2022 film directed by Henil Gandhi

Sonu Tane Mara Par Bharoso Nai Ke is a 2022 Gujarati comedy, film directed by Henil Gandhi and written by Suraj Baraliya. It stars Malhar Thakar, Nijal Modi, Ragi Jani, Kalpana Gargekar, and others. It was produced by Jeegar Chauhan. & Sunny Desai. The film was distributed by Rupam Entertainment Pvt Ltd. The music of the film was arranged by Rahul Munjariya

== Plot ==
Kartik who belongs to a middle-class family buys a television from Chor Bazar which turns out to be defective. In his attempt to repair the television, Kartik finds gold coins in it. He hands over the gold to the Police and earns 10% commission for his honesty.

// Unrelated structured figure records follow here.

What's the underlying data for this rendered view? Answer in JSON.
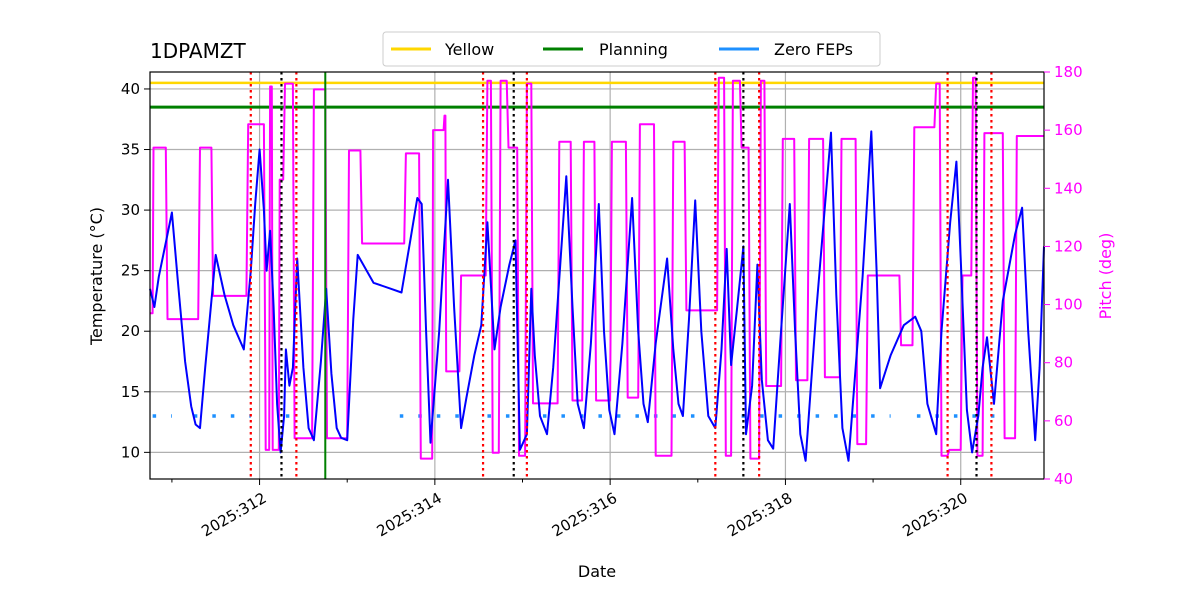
{
  "chart_data": {
    "type": "line",
    "title": "1DPAMZT",
    "xlabel": "Date",
    "ylabel": "Temperature ($^\\circ$C)",
    "ylabel_display": "Temperature (°C)",
    "y2label": "Pitch (deg)",
    "xlim": [
      310.75,
      320.95
    ],
    "ylim": [
      7.8,
      41.4
    ],
    "y2lim": [
      40,
      180
    ],
    "x_major_ticks": [
      312,
      314,
      316,
      318,
      320
    ],
    "x_tick_labels": [
      "2025:312",
      "2025:314",
      "2025:316",
      "2025:318",
      "2025:320"
    ],
    "x_minor_ticks": [
      311,
      313,
      315,
      317,
      319
    ],
    "y_ticks": [
      10,
      15,
      20,
      25,
      30,
      35,
      40
    ],
    "y_tick_labels": [
      "10",
      "15",
      "20",
      "25",
      "30",
      "35",
      "40"
    ],
    "y2_ticks": [
      40,
      60,
      80,
      100,
      120,
      140,
      160,
      180
    ],
    "y2_tick_labels": [
      "40",
      "60",
      "80",
      "100",
      "120",
      "140",
      "160",
      "180"
    ],
    "colors": {
      "temperature": "#0000ff",
      "pitch": "#ff00ff",
      "yellow": "#ffd700",
      "planning": "#008000",
      "zero_feps": "#1e90ff",
      "red_marker": "#ff0000",
      "black_marker": "#000000",
      "grid": "#b0b0b0"
    },
    "legend": {
      "placement": "top-center",
      "entries": [
        {
          "label": "Yellow",
          "color": "#ffd700"
        },
        {
          "label": "Planning",
          "color": "#008000"
        },
        {
          "label": "Zero FEPs",
          "color": "#1e90ff"
        }
      ]
    },
    "limits": {
      "yellow": 40.5,
      "planning": 38.5
    },
    "zero_feps_level": 13.0,
    "zero_feps_intervals": [
      [
        310.78,
        311.0
      ],
      [
        311.25,
        311.9
      ],
      [
        312.3,
        312.45
      ],
      [
        313.6,
        314.3
      ],
      [
        314.6,
        317.0
      ],
      [
        317.5,
        319.2
      ],
      [
        319.5,
        320.4
      ]
    ],
    "planning_vlines": [
      312.75
    ],
    "red_vlines": [
      311.9,
      312.42,
      314.55,
      315.05,
      317.2,
      317.7,
      319.85,
      320.35
    ],
    "black_vlines": [
      312.25,
      314.9,
      317.52,
      320.18
    ],
    "temperature_series": {
      "name": "1DPAMZT",
      "points": [
        [
          310.75,
          23.5
        ],
        [
          310.8,
          22.0
        ],
        [
          310.85,
          24.5
        ],
        [
          310.95,
          28.0
        ],
        [
          311.0,
          29.8
        ],
        [
          311.07,
          24.0
        ],
        [
          311.15,
          17.5
        ],
        [
          311.22,
          13.8
        ],
        [
          311.27,
          12.3
        ],
        [
          311.32,
          12.0
        ],
        [
          311.38,
          17.0
        ],
        [
          311.45,
          22.5
        ],
        [
          311.5,
          26.3
        ],
        [
          311.6,
          23.0
        ],
        [
          311.7,
          20.5
        ],
        [
          311.82,
          18.5
        ],
        [
          311.9,
          25.0
        ],
        [
          311.95,
          30.5
        ],
        [
          312.0,
          35.0
        ],
        [
          312.05,
          30.0
        ],
        [
          312.08,
          25.0
        ],
        [
          312.12,
          28.3
        ],
        [
          312.16,
          22.0
        ],
        [
          312.2,
          14.0
        ],
        [
          312.24,
          10.0
        ],
        [
          312.28,
          13.0
        ],
        [
          312.3,
          18.5
        ],
        [
          312.34,
          15.5
        ],
        [
          312.38,
          17.0
        ],
        [
          312.43,
          26.0
        ],
        [
          312.5,
          17.0
        ],
        [
          312.56,
          12.0
        ],
        [
          312.62,
          11.0
        ],
        [
          312.7,
          17.5
        ],
        [
          312.76,
          23.5
        ],
        [
          312.82,
          16.5
        ],
        [
          312.88,
          12.0
        ],
        [
          312.93,
          11.2
        ],
        [
          313.0,
          11.0
        ],
        [
          313.07,
          21.0
        ],
        [
          313.12,
          26.3
        ],
        [
          313.3,
          24.0
        ],
        [
          313.5,
          23.5
        ],
        [
          313.62,
          23.2
        ],
        [
          313.72,
          27.5
        ],
        [
          313.8,
          31.0
        ],
        [
          313.85,
          30.5
        ],
        [
          313.9,
          20.0
        ],
        [
          313.95,
          10.8
        ],
        [
          314.05,
          20.0
        ],
        [
          314.15,
          32.5
        ],
        [
          314.22,
          22.0
        ],
        [
          314.3,
          12.0
        ],
        [
          314.36,
          14.5
        ],
        [
          314.45,
          18.0
        ],
        [
          314.53,
          20.5
        ],
        [
          314.6,
          29.0
        ],
        [
          314.68,
          18.5
        ],
        [
          314.75,
          22.0
        ],
        [
          314.85,
          25.5
        ],
        [
          314.92,
          27.5
        ],
        [
          314.97,
          10.2
        ],
        [
          315.05,
          11.5
        ],
        [
          315.1,
          23.5
        ],
        [
          315.14,
          18.0
        ],
        [
          315.2,
          13.0
        ],
        [
          315.28,
          11.5
        ],
        [
          315.35,
          17.0
        ],
        [
          315.45,
          27.5
        ],
        [
          315.5,
          32.8
        ],
        [
          315.57,
          22.0
        ],
        [
          315.63,
          14.0
        ],
        [
          315.7,
          12.0
        ],
        [
          315.78,
          19.0
        ],
        [
          315.87,
          30.5
        ],
        [
          315.93,
          20.0
        ],
        [
          315.99,
          13.5
        ],
        [
          316.05,
          11.5
        ],
        [
          316.14,
          19.0
        ],
        [
          316.25,
          31.0
        ],
        [
          316.32,
          20.0
        ],
        [
          316.38,
          14.0
        ],
        [
          316.43,
          12.5
        ],
        [
          316.52,
          19.0
        ],
        [
          316.65,
          26.0
        ],
        [
          316.72,
          18.5
        ],
        [
          316.78,
          14.0
        ],
        [
          316.83,
          13.0
        ],
        [
          316.9,
          21.0
        ],
        [
          316.97,
          30.8
        ],
        [
          317.04,
          20.0
        ],
        [
          317.12,
          13.0
        ],
        [
          317.2,
          12.0
        ],
        [
          317.27,
          18.5
        ],
        [
          317.33,
          26.8
        ],
        [
          317.38,
          17.2
        ],
        [
          317.45,
          22.0
        ],
        [
          317.52,
          27.0
        ],
        [
          317.55,
          11.5
        ],
        [
          317.62,
          15.5
        ],
        [
          317.68,
          25.5
        ],
        [
          317.73,
          16.0
        ],
        [
          317.8,
          11.0
        ],
        [
          317.86,
          10.3
        ],
        [
          317.94,
          19.0
        ],
        [
          318.05,
          30.5
        ],
        [
          318.11,
          20.0
        ],
        [
          318.17,
          11.5
        ],
        [
          318.23,
          9.3
        ],
        [
          318.35,
          21.5
        ],
        [
          318.52,
          36.4
        ],
        [
          318.58,
          23.0
        ],
        [
          318.65,
          12.0
        ],
        [
          318.72,
          9.3
        ],
        [
          318.88,
          24.5
        ],
        [
          318.98,
          36.5
        ],
        [
          319.04,
          25.0
        ],
        [
          319.08,
          15.3
        ],
        [
          319.2,
          18.0
        ],
        [
          319.35,
          20.5
        ],
        [
          319.48,
          21.2
        ],
        [
          319.55,
          20.0
        ],
        [
          319.62,
          14.0
        ],
        [
          319.72,
          11.5
        ],
        [
          319.78,
          20.0
        ],
        [
          319.88,
          29.0
        ],
        [
          319.95,
          34.0
        ],
        [
          320.0,
          26.0
        ],
        [
          320.07,
          13.5
        ],
        [
          320.13,
          10.0
        ],
        [
          320.2,
          13.0
        ],
        [
          320.25,
          17.0
        ],
        [
          320.3,
          19.5
        ],
        [
          320.38,
          14.0
        ],
        [
          320.48,
          22.5
        ],
        [
          320.62,
          28.0
        ],
        [
          320.7,
          30.2
        ],
        [
          320.77,
          20.0
        ],
        [
          320.85,
          11.0
        ],
        [
          320.9,
          17.0
        ],
        [
          320.95,
          27.0
        ]
      ]
    },
    "pitch_series": {
      "name": "Pitch (deg)",
      "points": [
        [
          310.75,
          97
        ],
        [
          310.78,
          97
        ],
        [
          310.79,
          154
        ],
        [
          310.93,
          154
        ],
        [
          310.95,
          95
        ],
        [
          311.3,
          95
        ],
        [
          311.32,
          154
        ],
        [
          311.45,
          154
        ],
        [
          311.47,
          103
        ],
        [
          311.85,
          103
        ],
        [
          311.87,
          162
        ],
        [
          312.05,
          162
        ],
        [
          312.07,
          50
        ],
        [
          312.11,
          50
        ],
        [
          312.12,
          175
        ],
        [
          312.14,
          175
        ],
        [
          312.15,
          50
        ],
        [
          312.22,
          50
        ],
        [
          312.23,
          143
        ],
        [
          312.27,
          143
        ],
        [
          312.29,
          176
        ],
        [
          312.38,
          176
        ],
        [
          312.4,
          54
        ],
        [
          312.6,
          54
        ],
        [
          312.62,
          174
        ],
        [
          312.75,
          174
        ],
        [
          312.77,
          54
        ],
        [
          313.0,
          54
        ],
        [
          313.02,
          153
        ],
        [
          313.15,
          153
        ],
        [
          313.17,
          121
        ],
        [
          313.65,
          121
        ],
        [
          313.67,
          152
        ],
        [
          313.82,
          152
        ],
        [
          313.84,
          47
        ],
        [
          313.97,
          47
        ],
        [
          313.98,
          160
        ],
        [
          314.1,
          160
        ],
        [
          314.11,
          165
        ],
        [
          314.12,
          165
        ],
        [
          314.13,
          77
        ],
        [
          314.28,
          77
        ],
        [
          314.3,
          110
        ],
        [
          314.58,
          110
        ],
        [
          314.6,
          177
        ],
        [
          314.64,
          177
        ],
        [
          314.66,
          49
        ],
        [
          314.73,
          49
        ],
        [
          314.75,
          177
        ],
        [
          314.82,
          177
        ],
        [
          314.84,
          154
        ],
        [
          314.94,
          154
        ],
        [
          314.96,
          48
        ],
        [
          315.03,
          48
        ],
        [
          315.05,
          176
        ],
        [
          315.1,
          176
        ],
        [
          315.12,
          66
        ],
        [
          315.4,
          66
        ],
        [
          315.42,
          156
        ],
        [
          315.55,
          156
        ],
        [
          315.57,
          67
        ],
        [
          315.68,
          67
        ],
        [
          315.7,
          156
        ],
        [
          315.82,
          156
        ],
        [
          315.84,
          67
        ],
        [
          316.0,
          67
        ],
        [
          316.02,
          156
        ],
        [
          316.18,
          156
        ],
        [
          316.2,
          68
        ],
        [
          316.32,
          68
        ],
        [
          316.34,
          162
        ],
        [
          316.5,
          162
        ],
        [
          316.52,
          48
        ],
        [
          316.7,
          48
        ],
        [
          316.72,
          156
        ],
        [
          316.85,
          156
        ],
        [
          316.87,
          98
        ],
        [
          317.22,
          98
        ],
        [
          317.24,
          178
        ],
        [
          317.3,
          178
        ],
        [
          317.32,
          48
        ],
        [
          317.38,
          48
        ],
        [
          317.4,
          177
        ],
        [
          317.48,
          177
        ],
        [
          317.5,
          154
        ],
        [
          317.58,
          154
        ],
        [
          317.6,
          47
        ],
        [
          317.7,
          47
        ],
        [
          317.72,
          177
        ],
        [
          317.76,
          177
        ],
        [
          317.78,
          72
        ],
        [
          317.95,
          72
        ],
        [
          317.97,
          157
        ],
        [
          318.1,
          157
        ],
        [
          318.12,
          74
        ],
        [
          318.25,
          74
        ],
        [
          318.27,
          157
        ],
        [
          318.43,
          157
        ],
        [
          318.45,
          75
        ],
        [
          318.62,
          75
        ],
        [
          318.64,
          157
        ],
        [
          318.8,
          157
        ],
        [
          318.82,
          52
        ],
        [
          318.92,
          52
        ],
        [
          318.94,
          110
        ],
        [
          319.3,
          110
        ],
        [
          319.32,
          86
        ],
        [
          319.45,
          86
        ],
        [
          319.47,
          161
        ],
        [
          319.7,
          161
        ],
        [
          319.72,
          176
        ],
        [
          319.76,
          176
        ],
        [
          319.78,
          48
        ],
        [
          319.85,
          48
        ],
        [
          319.87,
          50
        ],
        [
          320.0,
          50
        ],
        [
          320.02,
          110
        ],
        [
          320.12,
          110
        ],
        [
          320.14,
          178
        ],
        [
          320.17,
          178
        ],
        [
          320.19,
          48
        ],
        [
          320.25,
          48
        ],
        [
          320.27,
          159
        ],
        [
          320.48,
          159
        ],
        [
          320.5,
          54
        ],
        [
          320.62,
          54
        ],
        [
          320.64,
          158
        ],
        [
          320.95,
          158
        ]
      ]
    }
  }
}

Things take a hilarious turn, when the smuggler of the gold coins reaches Kartik's house. How would Kartik handle this situation? Would the smuggler get his gold coins back?

== Cast ==
- Malhar Thakar
- Nijal Modi
- Ragi Jani
- Kalpana Gagdekar
- Jayesh More
- Meghna Solanki
- RJ Hiren Barot
- Rajpal Vaghela
- Dolly Trivedi
- Bansi Rajput

== Production ==
The movie was produced by Jeegar Chauhan, Malhar Thakar & Sunny Desai under the banner of Jeegar Chauhan Productions The music of the film was arranged by Rahul Munjariya. Daler Mehndi had his Gujarati film debut in the movie. Altaf Raja also made his Gujarati film debut in the movie.
== Reception ==
OTTplay praised the film direction but not the acting.

== Release ==
The film was released in cinemas on May 19, 2022.